A Mel está de olho

Por sugestão (e empréstimo) da professora Sandra Helena, li o livro-manifesto Nada é sagrado – Tudo pode ser dito, tendo como subtítulo “Reflexões sobre a liberdade de expressão” (Parábola Editorial, 2004), de Raoul Vaneigem, filósofo belga.

Pelas provocações nele expressos poderia também ser chamado de “livro-panfleto”, pois o autor não deixa pedra sobre pedra, o que certamente deixará arrepiados os mais “politicamente corretos” ou mesmo os nem tanto.

Pode-se concordar ou ou discordar do autor, mas ninguém passará impune pela leitura: às vezes com raiva, por vezes pensando “é isso mesmo” e em outras, “o cara despirocou”.
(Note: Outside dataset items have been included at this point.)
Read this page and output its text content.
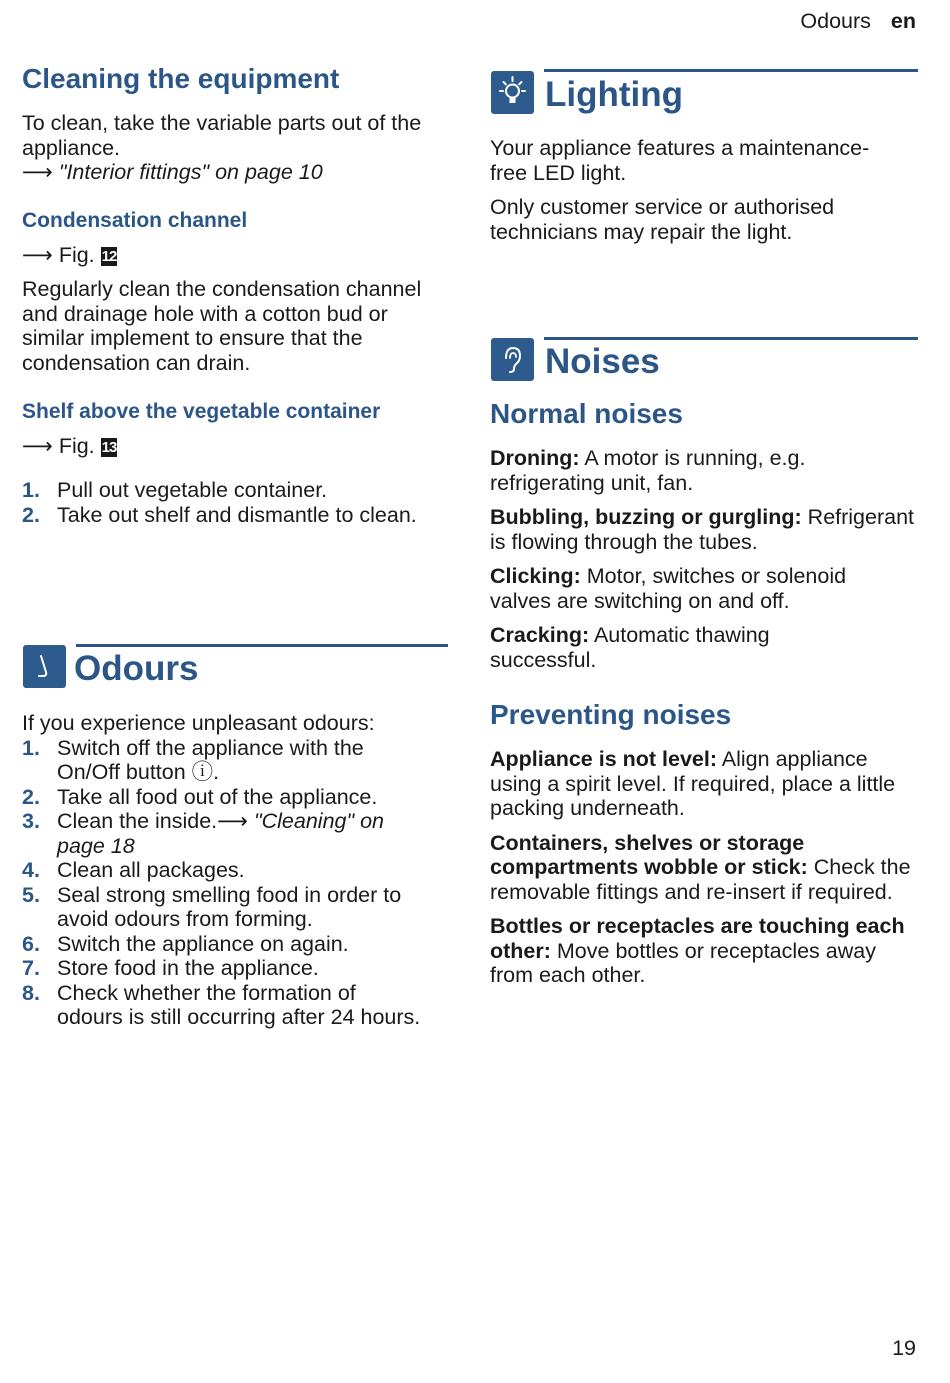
Odours en
Cleaning the equipment

To clean, take the variable parts out of the appliance.

⟶ "Interior fittings" on page 10

Condensation channel
⟶ Fig. 12
Regularly clean the condensation channel and drainage hole with a cotton bud or similar implement to ensure that the condensation can drain.
Shelf above the vegetable container
⟶ Fig. 13
1. Pull out vegetable container.
2. Take out shelf and dismantle to clean.
Odours

If you experience unpleasant odours:

1. Switch off the appliance with the On/Off button ⓘ.
2. Take all food out of the appliance.
3. Clean the inside.⟶ "Cleaning" on page 18
4. Clean all packages.
5. Seal strong smelling food in order to avoid odours from forming.
6. Switch the appliance on again.
7. Store food in the appliance.
8. Check whether the formation of odours is still occurring after 24 hours.
Lighting

Your appliance features a maintenance-free LED light.

Only customer service or authorised technicians may repair the light.

Noises
Normal noises

Droning: A motor is running, e.g. refrigerating unit, fan.

Bubbling, buzzing or gurgling: Refrigerant is flowing through the tubes.

Clicking: Motor, switches or solenoid valves are switching on and off.

Cracking: Automatic thawing successful.

Preventing noises

Appliance is not level: Align appliance using a spirit level. If required, place a little packing underneath.

Containers, shelves or storage compartments wobble or stick: Check the removable fittings and re-insert if required.

Bottles or receptacles are touching each other: Move bottles or receptacles away from each other.

19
O título é o resumo do que ele defenderá no livro

Nenhum tipo de restrição é aceitável para as ideias: nem mesmo às preconceituosas, antidemocráticas, racistas, sexistas, xenófobas, sanguinárias, revisionistas (por exemplo, para aqueles que dizem não ter havido o holocausto). “Nenhuma ideia é inadmissível, até mesmo a mais aberrante, até mesmo a mais odiosa”.

Isso não quer dizer que Vaneigem defenda essas ideias, pelo contrário, ele as combate com veemência. Mas diz que a manifestação do preconceito é resultado e não a causa do sistema ao qual estamos submetidos, baseado na mercantilização e no lucro, no “fetiche do dinheiro”.

Para ele, a melhor forma de combater essas ideias é deixá-las virem a lume, pois a proibição as torna atrativas e transforma em “mártires” os que são vítimas da censura. “Não há nem bom nem mau uso da liberdade de expressão […] a absoluta tolerância com todas as opiniões deve ter por fundamento a intolerância absoluta com todas as barbárie”.

Algumas frases

 “Mesmo entre os mais liberais há censuras, proibições às quais ninguém renuncia tranquilamente.”
 “A liberdade de expressão é hoje capaz de criar as condições que autorizam seu uso ilimitado.”
♦  “[Nada é sagrado] sacralizada, a criança é uma tirana; a mulher, um objeto; a vida, uma abstração desencarnada.”
♦  “A liberdade de expressão é um valor humano até mesmo em sua liberdade de dizer o desumano.”
♦  “O pior modo de condenar certas ideias é classificá-las como crime.”
♦  “O puritanismo sempre foi a escola do estupro.” [ao defender livre expressão para a pornografia] ♦  “Verdade alguma merece que alguém se ajoelhe perante ela.”

Comentário

O próprio autor defende algum tipo de restrição, “dependendo do contexto” (algo que certamente abre margem para uma boa dose de interpretações subjetivas). Por exemplo, “em uma situação em que a intimidação dispõe de meios para realizar a ameaça”. Seria o caso de um grupo armado convocando os seus partidários para assassinar os adversários. Vaneigem cita o caso da rádio ruandesa Mil Colinas (hutu) que convocou o massacre dos tutsis e hutus moderados, o que se enquadraria pelo “contexto”, como passível de censura.

Por vezes também me pareceu que Vaneigem se reportava a um estado idílico, no passado, no qual teria havia liberdade total de expressão, tempo que eu não consigo localizar.